When you learn a Western language, reading is part and parcel of learning to speak. In fact, you might even be better at reading than speaking. But not so with Chinese.
“Learning to read and write Chinese is a massive amount of work compared to learning to speak just because there’s so many characters you have to memorize,” says Nik van der Ploeg.
So van der Ploeg decided to just avoid that massive amount of work and focus on speaking. The problem was, he couldn’t read menus and bus signs. And when he moved to Taiwan, he had to retake Chinese class twice because everyone else was ahead of him.
To help foreigners the world over avoid his fate, van der Ploeg and Victor Chen started Duable to teach Chinese reading. (“Duable” is a play on words: the name reads like “doable” in English, but the Chinese character 讀 [“du”] means “read.”)
Now part of the JFDI.Asia accelerator, Duable has a huge database of Chinese-language articles from around the web that are ranked by difficulty. Harder articles contain less common words. As you’re reading, you can look up words and see other snippets of text that use them. The site tracks which words you have trouble with and which you don’t, so it knows exactly what article to give you next – one that’s slightly above your reading level.

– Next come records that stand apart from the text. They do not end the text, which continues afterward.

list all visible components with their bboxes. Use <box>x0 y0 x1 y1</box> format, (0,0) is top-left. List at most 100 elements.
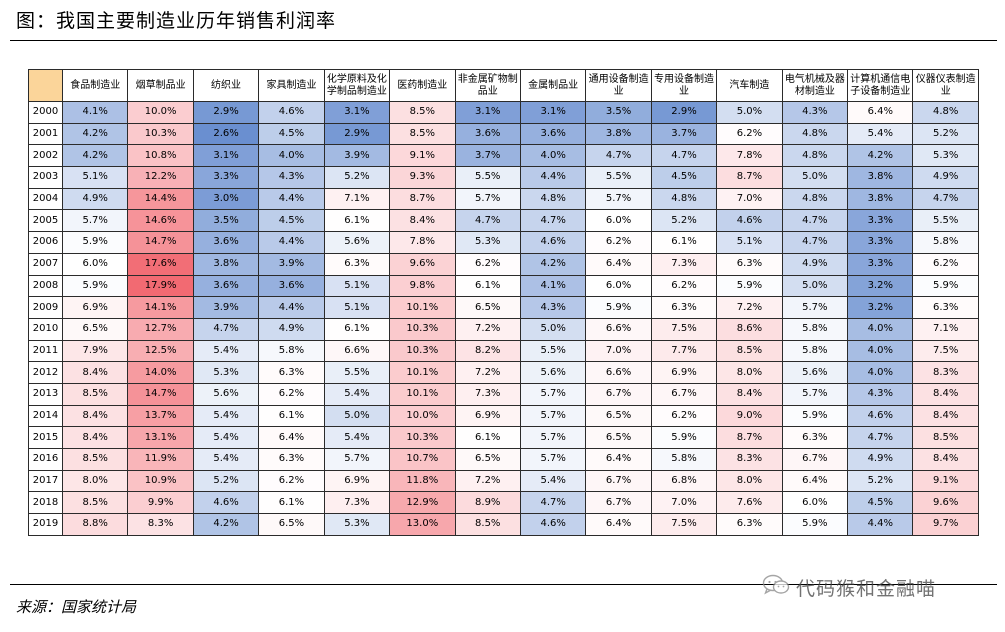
value-cell: 5.7% <box>519 448 587 471</box>
value-cell: 8.0% <box>61 469 129 493</box>
bottom-rule <box>10 584 997 585</box>
value-cell: 5.8% <box>781 339 849 363</box>
table-row: 2006 5.9% 14.7% 3.6% 4.4% 5.6% 7.8% 5.3% 4.6% 6.2… <box>28 231 979 254</box>
column-header: 食品制造业 <box>61 69 129 102</box>
value-cell: 4.8% <box>781 122 849 146</box>
column-header: 专用设备制造业 <box>650 69 718 102</box>
year-cell: 2005 <box>28 209 63 233</box>
value-cell: 9.7% <box>912 513 979 536</box>
value-cell: 5.4% <box>192 448 260 471</box>
value-cell: 5.6% <box>519 361 587 384</box>
value-cell: 5.4% <box>192 339 260 363</box>
value-cell: 4.3% <box>847 382 914 406</box>
value-cell: 6.9% <box>650 361 718 384</box>
value-cell: 10.0% <box>389 404 456 428</box>
value-cell: 4.9% <box>847 448 914 471</box>
value-cell: 3.1% <box>454 101 521 124</box>
value-cell: 7.0% <box>585 339 652 363</box>
value-cell: 5.0% <box>323 404 391 428</box>
value-cell: 3.8% <box>192 252 260 276</box>
value-cell: 14.4% <box>127 187 194 211</box>
top-rule <box>10 40 997 41</box>
table-row: 2001 4.2% 10.3% 2.6% 4.5% 2.9% 8.5% 3.6% 3.6% 3.8… <box>28 122 979 146</box>
value-cell: 6.5% <box>585 404 652 428</box>
value-cell: 17.6% <box>127 252 194 276</box>
value-cell: 7.7% <box>650 339 718 363</box>
value-cell: 4.6% <box>258 101 325 124</box>
value-cell: 5.9% <box>781 404 849 428</box>
value-cell: 5.3% <box>454 231 521 254</box>
value-cell: 5.0% <box>781 166 849 189</box>
value-cell: 8.0% <box>716 469 783 493</box>
value-cell: 2.9% <box>650 101 718 124</box>
value-cell: 3.5% <box>192 209 260 233</box>
value-cell: 5.7% <box>519 404 587 428</box>
value-cell: 4.9% <box>61 187 129 211</box>
value-cell: 6.1% <box>650 231 718 254</box>
value-cell: 2.9% <box>323 122 391 146</box>
value-cell: 8.6% <box>716 317 783 341</box>
value-cell: 14.7% <box>127 382 194 406</box>
value-cell: 6.6% <box>585 317 652 341</box>
value-cell: 6.5% <box>258 513 325 536</box>
value-cell: 5.3% <box>912 144 979 168</box>
value-cell: 5.8% <box>781 317 849 341</box>
header-row: 食品制造业 烟草制品业 纺织业 家具制造业 化学原料及化学制品制造业 医药制造业 非金属矿物… <box>28 69 979 102</box>
value-cell: 3.6% <box>192 231 260 254</box>
value-cell: 4.3% <box>781 101 849 124</box>
value-cell: 10.3% <box>389 426 456 449</box>
value-cell: 14.1% <box>127 296 194 319</box>
value-cell: 5.7% <box>519 426 587 449</box>
value-cell: 5.0% <box>519 317 587 341</box>
value-cell: 4.0% <box>258 144 325 168</box>
value-cell: 6.3% <box>716 252 783 276</box>
value-cell: 7.8% <box>389 231 456 254</box>
value-cell: 4.2% <box>61 122 129 146</box>
value-cell: 8.8% <box>61 513 129 536</box>
value-cell: 10.7% <box>389 448 456 471</box>
table-row: 2003 5.1% 12.2% 3.3% 4.3% 5.2% 9.3% 5.5% 4.4% 5.5… <box>28 166 979 189</box>
value-cell: 8.7% <box>716 426 783 449</box>
value-cell: 7.2% <box>454 469 521 493</box>
value-cell: 3.3% <box>847 252 914 276</box>
value-cell: 6.9% <box>454 404 521 428</box>
value-cell: 9.3% <box>389 166 456 189</box>
value-cell: 6.5% <box>454 296 521 319</box>
column-header: 计算机通信电子设备制造业 <box>847 69 914 102</box>
value-cell: 3.7% <box>454 144 521 168</box>
value-cell: 5.3% <box>192 361 260 384</box>
table-row: 2015 8.4% 13.1% 5.4% 6.4% 5.4% 10.3% 6.1% 5.7% 6.… <box>28 426 979 449</box>
value-cell: 5.8% <box>650 448 718 471</box>
value-cell: 5.7% <box>781 382 849 406</box>
value-cell: 11.8% <box>389 469 456 493</box>
value-cell: 3.8% <box>847 166 914 189</box>
table-row: 2014 8.4% 13.7% 5.4% 6.1% 5.0% 10.0% 6.9% 5.7% 6.… <box>28 404 979 428</box>
value-cell: 5.7% <box>781 296 849 319</box>
value-cell: 5.4% <box>323 382 391 406</box>
value-cell: 4.0% <box>847 317 914 341</box>
value-cell: 6.5% <box>454 448 521 471</box>
table-row: 2016 8.5% 11.9% 5.4% 6.3% 5.7% 10.7% 6.5% 5.7% 6.… <box>28 448 979 471</box>
table-row: 2009 6.9% 14.1% 3.9% 4.4% 5.1% 10.1% 6.5% 4.3% 5.… <box>28 296 979 319</box>
value-cell: 7.9% <box>61 339 129 363</box>
value-cell: 4.4% <box>847 513 914 536</box>
corner-cell <box>28 69 63 102</box>
value-cell: 3.1% <box>192 144 260 168</box>
value-cell: 4.8% <box>912 101 979 124</box>
value-cell: 6.2% <box>912 252 979 276</box>
value-cell: 5.3% <box>323 513 391 536</box>
value-cell: 6.3% <box>912 296 979 319</box>
year-cell: 2015 <box>28 426 63 449</box>
value-cell: 7.2% <box>716 296 783 319</box>
value-cell: 7.6% <box>716 491 783 515</box>
value-cell: 5.1% <box>323 296 391 319</box>
value-cell: 6.7% <box>650 382 718 406</box>
figure-title: 图：我国主要制造业历年销售利润率 <box>16 10 337 32</box>
value-cell: 7.5% <box>650 317 718 341</box>
value-cell: 8.4% <box>61 426 129 449</box>
value-cell: 6.1% <box>323 317 391 341</box>
column-header: 金属制品业 <box>519 69 587 102</box>
value-cell: 5.4% <box>847 122 914 146</box>
value-cell: 4.7% <box>192 317 260 341</box>
value-cell: 4.1% <box>61 101 129 124</box>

The Duable philosophy is simple: learning should be enjoyable, and studying should be efficient. Van der Ploeg contrasts this with the traditional Chinese education, which he observed in China and Taiwan. To learn a new word, children write its Chinese character a hundred times over. He says that Chinese teachers believe you have to learn to write in order to learn to read – not recognizing that most “writing” is now done online, with the help of a keyboard and character suggestions.
This happens in his Chinese classes in Taiwan, too. “You learn Chinese the way Chinese people learn Chinese as children, which basically involves doing everything lots and lots of times . . . it’s kind of learning by rote,” explains van der Ploeg. “The textbooks, the way the lessons are laid out, and especially the way reading and writing is taught – it’s very mechanical and not really focused on the most efficient way to make it stick.”
Instead, Duable is using algorithms and personalization to speed up the learning process. Van der Ploeg wants people to feel the way he did when he read a special Chinese book that uses only 400 words (and, hence, is not frustratingly difficult).
He recalls, “I just picked it up and went through it, and that was the first time I had been able to read something without looking in the dictionary every two minutes. That feeling was just so awesome, so I want to recreate that.”
Duable will launch in public beta soon, and plans start as low as $8.99 per month.